В дождь они сидели на мокром асфальте, зимой на снегу. Я думал, это они нарочно, чтобы усилить впечатление. И ужасался, что идут на это, словно не боясь простудиться и умереть. Много лет прошло, прежде чем я понял: они не боялись, они хотели умереть. И — умирали. Но медленно, и долго, и не все. И те, кому не повезло, продолжали сидеть на асфальте или на голой земле. Одни молча, глядя перед собой. Другие, ожесточась в ожидании и потеряв надежду на сочувствие равнодушно шагавших мимо толп, бесстыдно заголяли синие культи, тянулись, хватали за одежды и кричали хриплыми голосами: «Отец! Мать! Братец! Сестрица! Подай герою войны!»
(Сколько раз переписывал это, столько и плакал. Не стесняйся, Эвент, входи в творческую лабораторию — в мою разодранную душу. Плачу и сейчас…)
Из синего неба их палило солнце, из низких туч кропил унылый дождь, из седых облаков валил снег — они сидели. Им некуда было деться, надо было набрать на водку. Водка — это все, что оставалось в жизни. Ни любви, ни дома, ни общения. Ни владения собственным телом. Ни светлой мысли. Лишь водка. Но пенсия, выделенная Родиной-матерью, не предусматривала расхода на водку. Этой пенсии хватало лишь на то, чтобы прилично поесть пять-шесть раз. В месяц.
Потом раздобревшая на крови сыновей Родина-мать понастроила чудовищных размеров мемориалы Неизвестному Солдату.
Мать, где же твой мемориал Неизвестному Инвалиду?
(Знаю, что пора остановиться…)
Слепцы — старая профессия на Руси. Самые предприимчивые из слепых ветеранов пели в поездах. Но то были другие песни, не те, что бодро гремели по радио. Инвалиды пели о солдате, которого изуродовало так жестоко, что его не узнала семья, не приняла невеста, оттолкнул друг.
Им подавали, их гнали. Иные из них доводили до слез. Были и такие, что доводили до бешенства.
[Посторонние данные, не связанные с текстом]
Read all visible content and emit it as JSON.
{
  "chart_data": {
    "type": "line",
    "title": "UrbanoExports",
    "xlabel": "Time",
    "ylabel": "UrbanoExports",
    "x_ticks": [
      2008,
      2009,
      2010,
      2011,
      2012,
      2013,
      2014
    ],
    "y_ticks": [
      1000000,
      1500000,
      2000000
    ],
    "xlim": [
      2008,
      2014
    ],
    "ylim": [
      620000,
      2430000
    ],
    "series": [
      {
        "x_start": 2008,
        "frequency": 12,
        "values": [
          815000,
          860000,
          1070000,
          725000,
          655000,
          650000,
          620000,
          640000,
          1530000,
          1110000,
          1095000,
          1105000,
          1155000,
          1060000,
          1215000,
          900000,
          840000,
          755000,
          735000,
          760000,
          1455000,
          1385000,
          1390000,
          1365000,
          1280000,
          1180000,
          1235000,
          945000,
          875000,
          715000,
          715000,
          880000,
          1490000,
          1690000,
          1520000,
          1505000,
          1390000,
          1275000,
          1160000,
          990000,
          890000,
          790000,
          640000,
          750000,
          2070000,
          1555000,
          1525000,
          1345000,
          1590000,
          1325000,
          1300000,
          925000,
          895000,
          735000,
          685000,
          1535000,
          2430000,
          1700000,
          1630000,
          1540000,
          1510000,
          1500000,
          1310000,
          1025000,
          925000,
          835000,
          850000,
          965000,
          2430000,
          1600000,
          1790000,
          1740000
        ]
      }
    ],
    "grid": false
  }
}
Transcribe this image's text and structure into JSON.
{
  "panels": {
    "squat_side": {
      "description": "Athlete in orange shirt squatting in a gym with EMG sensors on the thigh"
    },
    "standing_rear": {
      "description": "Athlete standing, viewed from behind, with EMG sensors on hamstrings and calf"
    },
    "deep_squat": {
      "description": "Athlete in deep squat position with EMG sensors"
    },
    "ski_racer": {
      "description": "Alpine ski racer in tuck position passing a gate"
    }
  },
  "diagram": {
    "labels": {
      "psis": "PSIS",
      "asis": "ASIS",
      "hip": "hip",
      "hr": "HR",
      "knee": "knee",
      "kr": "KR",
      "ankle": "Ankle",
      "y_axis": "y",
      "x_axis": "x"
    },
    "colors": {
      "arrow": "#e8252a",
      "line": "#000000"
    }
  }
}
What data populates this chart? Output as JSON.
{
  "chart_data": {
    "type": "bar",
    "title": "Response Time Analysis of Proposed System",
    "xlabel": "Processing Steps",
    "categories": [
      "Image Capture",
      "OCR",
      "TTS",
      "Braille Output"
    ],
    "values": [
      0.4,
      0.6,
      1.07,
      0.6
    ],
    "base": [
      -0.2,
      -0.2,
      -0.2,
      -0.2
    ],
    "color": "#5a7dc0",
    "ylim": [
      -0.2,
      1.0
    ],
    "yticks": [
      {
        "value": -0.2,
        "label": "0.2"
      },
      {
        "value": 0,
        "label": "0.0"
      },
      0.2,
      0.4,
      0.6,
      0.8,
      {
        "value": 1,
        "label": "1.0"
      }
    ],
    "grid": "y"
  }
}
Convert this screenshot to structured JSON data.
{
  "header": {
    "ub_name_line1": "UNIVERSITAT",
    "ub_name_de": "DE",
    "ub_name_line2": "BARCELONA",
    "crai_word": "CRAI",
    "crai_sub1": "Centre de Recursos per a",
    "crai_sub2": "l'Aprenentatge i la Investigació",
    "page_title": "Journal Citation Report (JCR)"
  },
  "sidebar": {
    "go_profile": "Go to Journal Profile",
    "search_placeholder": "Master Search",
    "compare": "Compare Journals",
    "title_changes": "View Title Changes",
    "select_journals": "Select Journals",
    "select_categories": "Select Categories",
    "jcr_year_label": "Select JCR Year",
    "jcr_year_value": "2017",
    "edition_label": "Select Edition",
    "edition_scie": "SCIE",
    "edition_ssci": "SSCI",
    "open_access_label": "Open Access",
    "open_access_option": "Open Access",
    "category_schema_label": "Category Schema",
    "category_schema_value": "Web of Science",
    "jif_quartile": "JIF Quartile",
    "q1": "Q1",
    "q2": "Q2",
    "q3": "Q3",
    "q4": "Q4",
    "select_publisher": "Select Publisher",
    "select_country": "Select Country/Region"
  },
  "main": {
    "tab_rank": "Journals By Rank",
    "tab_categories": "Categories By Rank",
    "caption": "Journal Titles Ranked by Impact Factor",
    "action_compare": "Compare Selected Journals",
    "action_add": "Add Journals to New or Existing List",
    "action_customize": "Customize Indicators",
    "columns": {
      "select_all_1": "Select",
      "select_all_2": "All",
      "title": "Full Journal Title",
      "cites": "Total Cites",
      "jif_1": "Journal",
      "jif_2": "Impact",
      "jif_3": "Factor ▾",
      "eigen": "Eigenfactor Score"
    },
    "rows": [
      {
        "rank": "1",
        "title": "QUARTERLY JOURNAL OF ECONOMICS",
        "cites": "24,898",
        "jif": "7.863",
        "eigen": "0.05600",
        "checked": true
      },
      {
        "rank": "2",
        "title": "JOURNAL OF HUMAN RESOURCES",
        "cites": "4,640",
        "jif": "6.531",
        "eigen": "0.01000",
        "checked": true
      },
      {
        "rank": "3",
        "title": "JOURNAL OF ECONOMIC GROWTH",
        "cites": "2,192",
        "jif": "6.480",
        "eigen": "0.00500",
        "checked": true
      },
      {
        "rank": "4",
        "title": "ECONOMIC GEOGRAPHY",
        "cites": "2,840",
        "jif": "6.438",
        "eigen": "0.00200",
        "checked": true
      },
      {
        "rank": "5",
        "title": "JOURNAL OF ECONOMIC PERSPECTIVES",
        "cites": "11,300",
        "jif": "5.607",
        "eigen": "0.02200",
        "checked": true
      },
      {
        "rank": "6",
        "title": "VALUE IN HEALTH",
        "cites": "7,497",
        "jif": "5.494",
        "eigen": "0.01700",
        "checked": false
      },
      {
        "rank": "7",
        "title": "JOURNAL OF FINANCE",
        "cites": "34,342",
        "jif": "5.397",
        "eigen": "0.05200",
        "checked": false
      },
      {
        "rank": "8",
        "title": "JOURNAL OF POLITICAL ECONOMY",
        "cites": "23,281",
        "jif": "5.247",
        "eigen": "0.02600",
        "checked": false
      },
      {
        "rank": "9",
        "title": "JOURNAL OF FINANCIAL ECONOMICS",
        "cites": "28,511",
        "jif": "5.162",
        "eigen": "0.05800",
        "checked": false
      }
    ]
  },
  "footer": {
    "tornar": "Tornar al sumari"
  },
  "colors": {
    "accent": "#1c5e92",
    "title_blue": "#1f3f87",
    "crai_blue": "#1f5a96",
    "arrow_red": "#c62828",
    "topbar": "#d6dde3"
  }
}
Незаживающей язвой болит во мне память о тех, кто оставлял прохожих равнодушными. Рядовые калеки. Большинство.
БОЖЕ, ИЖЕ ЕСИ НА НЕБЕСИ!.
Я стыдился их, плачущих пьяными слезами. Они недостойны были своего великого времени, своих же подвигов, своих великих современников, своей Родины-матери. И не мог понять, почему так болит все внутри, когда вижу их, почему отдаю этим молодым калекам свои завтраки, а сам убегаю в какое-нибудь парадное и давлюсь там слезами в нестерпимой тоске. Мне было стыдно, что вечером ложусь в постель, пусть это и раскладушка, с которой свисают ноги, укрываюсь одеялом. Стыдно, что ем горячее три раза в день. Стыдно, что читаю книги. Стыдно, что у меня и глаза, и руки, и ноги…
Но что наш стыд… Был некто или нечто, чье чувство оказалось сильнее нашего. Оставшееся в долгу Отечество, или Родина-мать, или оба вместе, словом, этот фантом-гермафродит сбросил маску. Под ней оказался аппарат, швырявший в молотилку войны своих граждан, не зная и не спрашивая счета, и цены, и суммы долга. Стало Отечество наше свободное, дружбы народов надежный оплот, расплачиваться за долги своим, особым способом. Филиал Косого Глаза Бдящего, институт слухов, распускал легенды об инвалидах: что ни инвалид, то сквалыга, спекулянт, пьяница, насильник, и денег у них куда больше, чем у любого работяги с руками-ногами, и, вообще, это счастье — быть калекой в нашей солнечной стране, а они, неблагодарные, бьют граждан молотком по голове, навели крыс на Егупец и оторвали кусок солнца.